Approximately 10 percent of women experience premature menopause by the age of 45. The fact that this could potentially be a risk factor for CVD is an important aspect to consider in middle-aged and older women.
Taulant Muka, MD, PhD, of Erasmus University Medical Center, Rotterdam, the Netherlands, and colleagues conducted a systematic review and meta-analysis of 32 studies that included 310,329 women. They compared outcomes between women with premature menopause at younger than 45 years and those with onset at 45 years or after.

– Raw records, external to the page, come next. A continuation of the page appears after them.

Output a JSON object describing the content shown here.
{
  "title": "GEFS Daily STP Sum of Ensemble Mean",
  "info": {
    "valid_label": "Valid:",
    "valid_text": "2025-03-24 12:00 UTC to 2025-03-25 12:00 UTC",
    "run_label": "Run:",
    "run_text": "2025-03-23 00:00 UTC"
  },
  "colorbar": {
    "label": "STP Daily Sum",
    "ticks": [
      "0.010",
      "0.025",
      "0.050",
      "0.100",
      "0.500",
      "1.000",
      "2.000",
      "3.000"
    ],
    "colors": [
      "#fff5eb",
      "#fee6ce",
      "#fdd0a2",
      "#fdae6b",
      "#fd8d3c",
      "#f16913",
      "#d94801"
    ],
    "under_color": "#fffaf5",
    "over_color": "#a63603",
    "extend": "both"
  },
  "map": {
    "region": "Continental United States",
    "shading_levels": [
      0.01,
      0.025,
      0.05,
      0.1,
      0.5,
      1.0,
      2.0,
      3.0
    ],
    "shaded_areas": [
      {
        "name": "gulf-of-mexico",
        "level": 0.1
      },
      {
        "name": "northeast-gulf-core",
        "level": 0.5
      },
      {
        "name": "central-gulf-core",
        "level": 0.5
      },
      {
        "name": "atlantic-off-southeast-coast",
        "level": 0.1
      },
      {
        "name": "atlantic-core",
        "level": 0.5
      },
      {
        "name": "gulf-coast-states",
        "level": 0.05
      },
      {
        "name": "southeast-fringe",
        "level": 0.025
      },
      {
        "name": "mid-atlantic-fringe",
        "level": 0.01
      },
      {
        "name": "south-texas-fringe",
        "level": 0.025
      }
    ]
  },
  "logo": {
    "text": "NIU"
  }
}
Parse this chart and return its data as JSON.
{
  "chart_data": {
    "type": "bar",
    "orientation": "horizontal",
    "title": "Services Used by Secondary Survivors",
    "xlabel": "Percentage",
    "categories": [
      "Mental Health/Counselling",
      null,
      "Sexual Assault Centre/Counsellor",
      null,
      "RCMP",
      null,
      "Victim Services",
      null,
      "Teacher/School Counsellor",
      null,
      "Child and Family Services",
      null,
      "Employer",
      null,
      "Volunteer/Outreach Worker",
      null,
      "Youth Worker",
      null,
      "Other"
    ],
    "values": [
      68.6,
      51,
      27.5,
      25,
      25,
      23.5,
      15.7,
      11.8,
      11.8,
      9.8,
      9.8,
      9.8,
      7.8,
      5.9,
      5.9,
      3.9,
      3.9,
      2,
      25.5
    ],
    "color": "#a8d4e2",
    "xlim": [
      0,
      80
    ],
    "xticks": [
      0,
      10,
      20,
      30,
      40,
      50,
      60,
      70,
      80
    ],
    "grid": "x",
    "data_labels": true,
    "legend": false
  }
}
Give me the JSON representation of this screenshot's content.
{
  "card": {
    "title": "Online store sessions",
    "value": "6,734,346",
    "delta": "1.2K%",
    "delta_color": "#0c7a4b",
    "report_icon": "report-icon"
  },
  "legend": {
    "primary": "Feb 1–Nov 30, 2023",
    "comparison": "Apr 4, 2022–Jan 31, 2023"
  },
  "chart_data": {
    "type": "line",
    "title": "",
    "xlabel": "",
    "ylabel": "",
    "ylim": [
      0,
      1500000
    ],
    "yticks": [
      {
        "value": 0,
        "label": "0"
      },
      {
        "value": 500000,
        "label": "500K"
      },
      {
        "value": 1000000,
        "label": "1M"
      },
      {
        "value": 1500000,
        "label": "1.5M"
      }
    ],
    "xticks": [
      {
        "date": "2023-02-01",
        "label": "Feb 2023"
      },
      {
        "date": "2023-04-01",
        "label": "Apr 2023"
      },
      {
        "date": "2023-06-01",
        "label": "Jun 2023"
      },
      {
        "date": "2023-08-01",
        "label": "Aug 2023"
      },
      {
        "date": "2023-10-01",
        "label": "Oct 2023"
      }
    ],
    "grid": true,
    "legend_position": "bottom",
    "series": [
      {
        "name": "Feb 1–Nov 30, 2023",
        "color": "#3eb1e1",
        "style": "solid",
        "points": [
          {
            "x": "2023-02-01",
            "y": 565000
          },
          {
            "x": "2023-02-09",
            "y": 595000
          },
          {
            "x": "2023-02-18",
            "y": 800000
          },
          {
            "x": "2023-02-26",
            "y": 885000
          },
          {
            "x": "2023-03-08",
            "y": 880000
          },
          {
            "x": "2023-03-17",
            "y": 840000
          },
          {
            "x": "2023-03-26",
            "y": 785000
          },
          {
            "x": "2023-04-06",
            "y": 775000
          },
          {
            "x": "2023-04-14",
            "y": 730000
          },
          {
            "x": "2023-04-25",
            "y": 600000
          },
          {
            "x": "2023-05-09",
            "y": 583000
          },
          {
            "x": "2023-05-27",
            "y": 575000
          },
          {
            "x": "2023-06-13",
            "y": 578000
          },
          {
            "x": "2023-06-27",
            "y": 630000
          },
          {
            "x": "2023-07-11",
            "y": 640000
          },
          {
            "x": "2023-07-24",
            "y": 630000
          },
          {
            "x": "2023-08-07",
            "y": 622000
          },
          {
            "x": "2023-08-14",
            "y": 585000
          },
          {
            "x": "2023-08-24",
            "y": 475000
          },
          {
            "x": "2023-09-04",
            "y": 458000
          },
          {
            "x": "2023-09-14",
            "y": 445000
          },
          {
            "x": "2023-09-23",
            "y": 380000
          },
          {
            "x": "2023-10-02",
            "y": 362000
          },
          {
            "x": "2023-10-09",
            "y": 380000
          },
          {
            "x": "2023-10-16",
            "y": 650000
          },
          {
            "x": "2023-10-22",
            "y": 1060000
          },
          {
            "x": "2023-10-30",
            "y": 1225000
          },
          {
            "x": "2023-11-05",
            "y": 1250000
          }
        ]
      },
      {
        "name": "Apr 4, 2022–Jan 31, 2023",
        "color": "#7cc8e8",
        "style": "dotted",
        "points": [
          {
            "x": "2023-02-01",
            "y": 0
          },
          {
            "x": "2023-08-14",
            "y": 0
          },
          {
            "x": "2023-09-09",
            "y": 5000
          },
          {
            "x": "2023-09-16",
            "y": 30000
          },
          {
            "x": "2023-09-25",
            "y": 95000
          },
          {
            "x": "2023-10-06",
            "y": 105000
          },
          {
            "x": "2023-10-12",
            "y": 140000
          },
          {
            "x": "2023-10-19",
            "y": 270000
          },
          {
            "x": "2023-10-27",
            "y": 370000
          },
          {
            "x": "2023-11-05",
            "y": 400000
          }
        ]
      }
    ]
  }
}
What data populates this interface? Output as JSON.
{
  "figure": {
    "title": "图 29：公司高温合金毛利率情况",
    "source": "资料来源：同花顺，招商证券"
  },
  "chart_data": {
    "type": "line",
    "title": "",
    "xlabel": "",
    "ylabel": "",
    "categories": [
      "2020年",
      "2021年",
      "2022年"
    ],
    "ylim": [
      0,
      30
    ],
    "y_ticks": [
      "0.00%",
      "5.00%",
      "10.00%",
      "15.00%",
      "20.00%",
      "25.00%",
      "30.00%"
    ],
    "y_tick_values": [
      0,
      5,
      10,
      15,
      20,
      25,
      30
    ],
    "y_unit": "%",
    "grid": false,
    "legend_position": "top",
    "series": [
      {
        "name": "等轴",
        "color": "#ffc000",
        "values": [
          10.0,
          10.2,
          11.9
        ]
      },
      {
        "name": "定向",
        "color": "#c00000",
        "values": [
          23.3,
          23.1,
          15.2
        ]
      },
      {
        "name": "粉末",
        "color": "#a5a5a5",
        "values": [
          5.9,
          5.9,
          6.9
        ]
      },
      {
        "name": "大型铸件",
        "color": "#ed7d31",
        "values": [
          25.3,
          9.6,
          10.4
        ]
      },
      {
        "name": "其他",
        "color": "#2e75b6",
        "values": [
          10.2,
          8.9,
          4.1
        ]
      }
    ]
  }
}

Findings showed that overall, women who experienced premature or early-onset menopause had a greater risk of CHD, CVD mortality, and all-cause mortality. No association was found with risk of stroke. In comparison, women between 50 and 54 years at onset of menopause had a decreased risk of fatal CHD. With respect to to the risk of developing intermediate cardiovascular traits or CVD outcomes, the results were inconsistent.
"The findings of this review indicate a higher risk of CHD, cardiovascular mortality, and overall mortality in women who experience premature or early-onset menopause when younger than 45 years. However, this review also highlights important gaps in the existing literature and calls for further research to reliably establish whether cardiovascular risk varies in relation to the time since onset of menopause and the mechanisms leading early menopause to cardiovascular outcomes and mortality," the authors write.